Chapter 4. Biomimetic Antimicrobial Polymers

Abstract

Increased levels of antibiotic drug resistance of virulent bacteria is an urgent healthcare issue that needs to be rethought, not in terms of producing more potent antibiotics, but requiring a paradigm shift. A class of small proteins called host defense peptides are a promising area to understand the evolution of such peptides as an integral part of innate immunity system, and learn design principles which can be used to develop biomimetic synthetic polymers with antimicrobial properties. The goal of such research is to understand at a fundamental level the role of oft-repeated specific motifs present in such peptides, including presence of both charged and hydrophobic entities and facial amphiphilicity in their antimicrobial mechanism, and adopt them into the synthetic polymers. Another goal of such research is to use these peptides or biomimetic polymers as a platform to investigate a fundamental paradigm of biology: structure–function relationship.
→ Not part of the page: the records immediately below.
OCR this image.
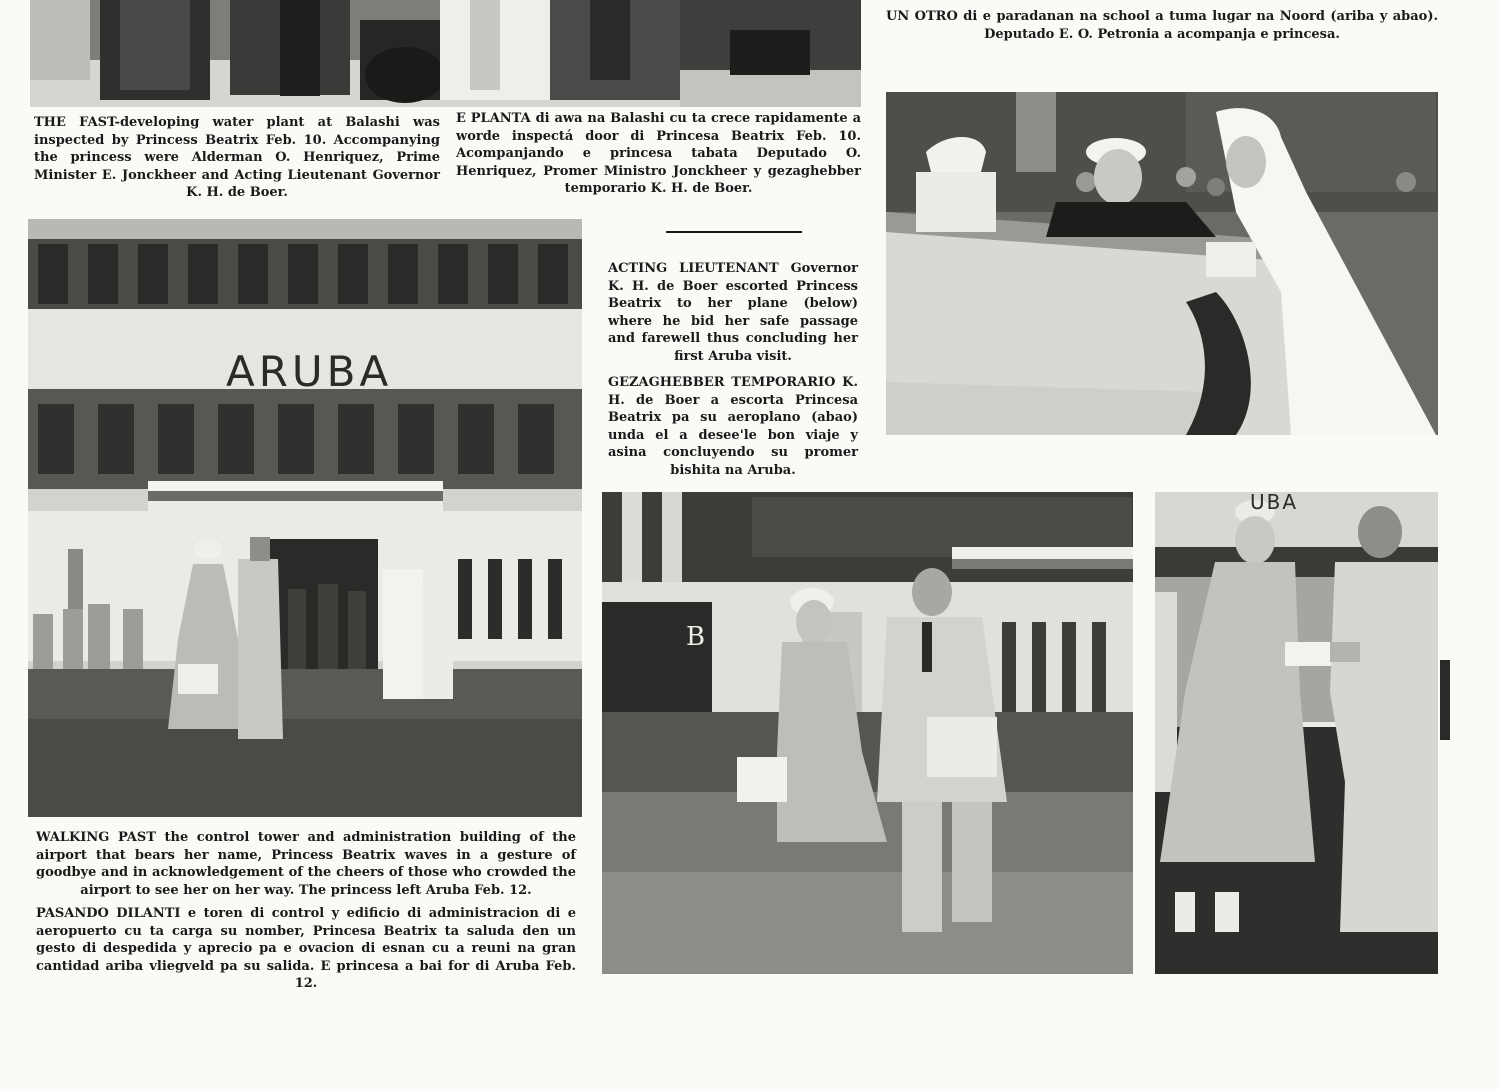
UN OTRO di e paradanan na school a tuma lugar na Noord (ariba y abao). Deputado E. O. Petronia a acompanja e princesa.

THE FAST-developing water plant at Balashi was inspected by Princess Beatrix Feb. 10. Accompanying the princess were Alderman O. Henriquez, Prime Minister E. Jonckheer and Acting Lieutenant Governor K. H. de Boer.

E PLANTA di awa na Balashi cu ta crece rapidamente a worde inspectá door di Princesa Beatrix Feb. 10. Acompanjando e princesa tabata Deputado O. Henriquez, Promer Ministro Jonckheer y gezaghebber temporario K. H. de Boer.

ACTING LIEUTENANT Governor K. H. de Boer escorted Princess Beatrix to her plane (below) where he bid her safe passage and farewell thus concluding her first Aruba visit.

GEZAGHEBBER TEMPORARIO K. H. de Boer a escorta Princesa Beatrix pa su aeroplano (abao) unda el a desee'le bon viaje y asina concluyendo su promer bishita na Aruba.

ARUBA

WALKING PAST the control tower and administration building of the airport that bears her name, Princess Beatrix waves in a gesture of goodbye and in acknowledgement of the cheers of those who crowded the airport to see her on her way. The princess left Aruba Feb. 12.

PASANDO DILANTI e toren di control y edificio di administracion di e aeropuerto cu ta carga su nomber, Princesa Beatrix ta saluda den un gesto di despedida y aprecio pa e ovacion di esnan cu a reuni na gran cantidad ariba vliegveld pa su salida. E princesa a bai for di Aruba Feb. 12.

B
UBA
Recent studies show that many biomimetic polymers and a class of proteins called intrinsically disordered proteins are capable of acquiring functional structures under specific conditions without such a structure built into the system. Such capabilities open up the possibilities of design of smart polymers, which may be very cost-effective and functionally relevant when required. In this chapter we primarily focus on mechanistic design and computational details of biomimetic antimicrobial polymers and their interaction with model membranes, particularly highlighting the effect of such polymers on structural integrity of membranes.